In this study, we investigated whether the anti-apoptotic effects of miR-126-3p were due to PIK3R2-mediated PI3K/AKT/mTOR activation. OGCs were transfected with PI3K pathway inhibitor LY294002 or miR-126-3p inhibitor or PIK3R2 siRNA, the expression of PIK3R2, PI3K, AKT, and mTOR in OGCs were measured using Western blotting. The results of Western blot showed that, PIK3R2 siRNA resulted in increased the levels of PI3K and p-AKT and p-mTOR in OGCs (P < 0.01, Fig. 4C), where miR-126-3p inhibitor and LY294002 resulted in decreased levels of these proteins respectively. However, when miR-126-3p inhibitor and PIK3R2 siRNA were co-transfected into OGCs, no notable difference was found in levels of PIK3R2, PI3K, p-AKT, p-mTOR in OGCs (Fig. 4D–J). These results indicated that downregulation of PIK3R2 activated PI3K/AKT/mTOR pathway.

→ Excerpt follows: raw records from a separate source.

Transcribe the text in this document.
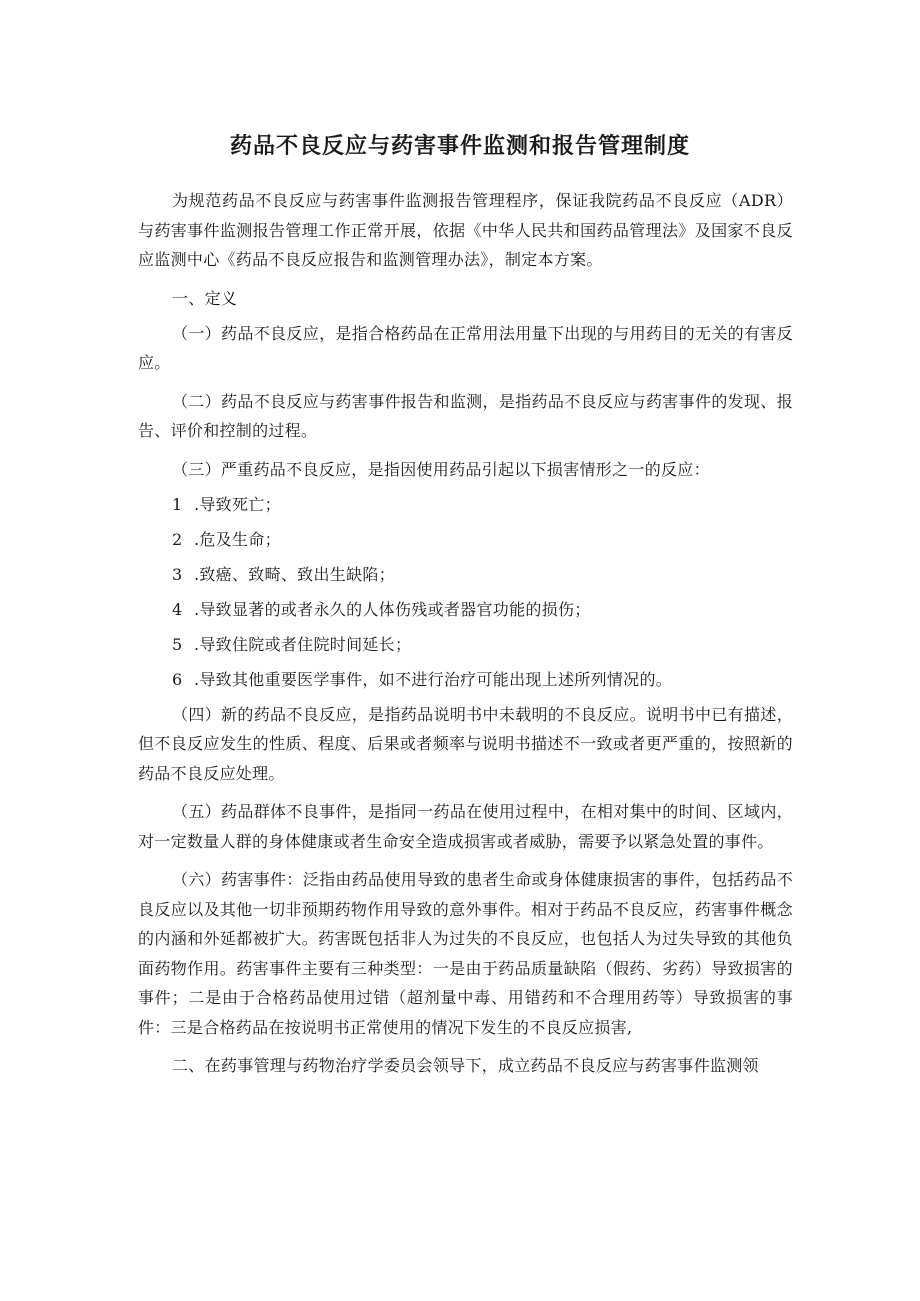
药品不良反应与药害事件监测和报告管理制度

为规范药品不良反应与药害事件监测报告管理程序，保证我院药品不良反应（ADR）与药害事件监测报告管理工作正常开展，依据《中华人民共和国药品管理法》及国家不良反应监测中心《药品不良反应报告和监测管理办法》，制定本方案。

一、定义

（一）药品不良反应，是指合格药品在正常用法用量下出现的与用药目的无关的有害反应。

（二）药品不良反应与药害事件报告和监测，是指药品不良反应与药害事件的发现、报告、评价和控制的过程。

（三）严重药品不良反应，是指因使用药品引起以下损害情形之一的反应：

1 .导致死亡；
2 .危及生命；
3 .致癌、致畸、致出生缺陷；
4 .导致显著的或者永久的人体伤残或者器官功能的损伤；
5 .导致住院或者住院时间延长；
6 .导致其他重要医学事件，如不进行治疗可能出现上述所列情况的。

（四）新的药品不良反应，是指药品说明书中未载明的不良反应。说明书中已有描述，但不良反应发生的性质、程度、后果或者频率与说明书描述不一致或者更严重的，按照新的药品不良反应处理。

（五）药品群体不良事件，是指同一药品在使用过程中，在相对集中的时间、区域内，对一定数量人群的身体健康或者生命安全造成损害或者威胁，需要予以紧急处置的事件。

（六）药害事件：泛指由药品使用导致的患者生命或身体健康损害的事件，包括药品不良反应以及其他一切非预期药物作用导致的意外事件。相对于药品不良反应，药害事件概念的内涵和外延都被扩大。药害既包括非人为过失的不良反应，也包括人为过失导致的其他负面药物作用。药害事件主要有三种类型：一是由于药品质量缺陷（假药、劣药）导致损害的事件；二是由于合格药品使用过错（超剂量中毒、用错药和不合理用药等）导致损害的事件：三是合格药品在按说明书正常使用的情况下发生的不良反应损害,

二、在药事管理与药物治疗学委员会领导下，成立药品不良反应与药害事件监测领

The cell proliferation and apoptosis of OGCs were detected after the cells were transfected with PIK3R2 siRNA and miR-126-3p mimic and LY294002. Both of PIK3R2 siRNA and miR-126-3p mimic promoted OGC proliferation and inhibited apoptosis (P < 0.01, Fig. 4H, I), when LY294002 and PIK3R2 siRNA were co-transfected into OGCs, the proliferation and anti-apoptotic effects of PIK3R2 siRNA were blocked. The same results were found in OGCs co-transfected miR-126-3p and LY294002. All these experimental results denoted that miR-126-3p promoted OGC proliferation and inhibited apoptosis by targeting PIK3R2 through PI3K/AKT/mTOR signaling pathway.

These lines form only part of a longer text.